Here's the harsh reality. You won't be at your job forever.

Neither will the person after you. Or the person after that.

So if accessibility in your team depends entirely on you showing up and fighting for it every single day, you've already lost. It's a fragile system to say the least. When you leave, whether that's in six months or six years, what happens then?

Sustainability is about building systems that outlast you.

That means two things.

First, get accessibility into your team's processes. Document every decision and explain why something matters. Create checklists that become part of development. Design accessible patterns that make accessibility the easy and simple thing.

Second, it means getting other people in the team invested, not just tolerating it because you care.
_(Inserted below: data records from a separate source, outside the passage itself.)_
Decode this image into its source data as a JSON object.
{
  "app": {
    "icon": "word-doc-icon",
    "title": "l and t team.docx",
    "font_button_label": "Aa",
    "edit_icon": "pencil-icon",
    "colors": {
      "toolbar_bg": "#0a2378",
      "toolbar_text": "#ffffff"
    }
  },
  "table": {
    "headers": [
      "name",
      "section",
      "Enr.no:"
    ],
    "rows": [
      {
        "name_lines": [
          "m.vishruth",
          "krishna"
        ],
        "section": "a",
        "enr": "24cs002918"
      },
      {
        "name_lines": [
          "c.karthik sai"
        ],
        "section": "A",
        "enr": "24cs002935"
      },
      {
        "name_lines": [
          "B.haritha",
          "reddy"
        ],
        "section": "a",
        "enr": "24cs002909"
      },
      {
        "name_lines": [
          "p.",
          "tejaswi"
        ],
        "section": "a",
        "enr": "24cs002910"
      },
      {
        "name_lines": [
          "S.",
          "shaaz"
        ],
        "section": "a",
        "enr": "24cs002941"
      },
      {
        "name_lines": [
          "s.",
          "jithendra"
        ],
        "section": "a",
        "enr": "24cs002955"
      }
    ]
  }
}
Train someone else in what you do. Get engineering to own their part. Get the designers to own theirs. You'll know you made it when accessibility becomes everyone's responsibility.

Yes, I know how much all that sucks! I mean, in addition to doing all the work, fixing all the issues, testing everything, fighting for budget and time and resources...In addition to all that, you need to also act as a leader who convinces other people accessibility is worth their time and energy?! You have to also build the case for why it matters?!

All this feels unfair because it is.

You shouldn't have to sell accessibility like it's some optional feature. It should just be table stakes.

But you're not actually doing this alone, even if it feels that way. You're laying groundwork for the next person. You're creating the conditions where accessibility isn't a fight anymore.

You don't want to create a system that works perfectly with you. Circumstances change. You want a system that adapts and keeps going when they do.

It's a long game and it's exhausting. It's also the only way accessibility sticks around.

Sustainability is the tenth and last thing on my list of 10 things you should focus on.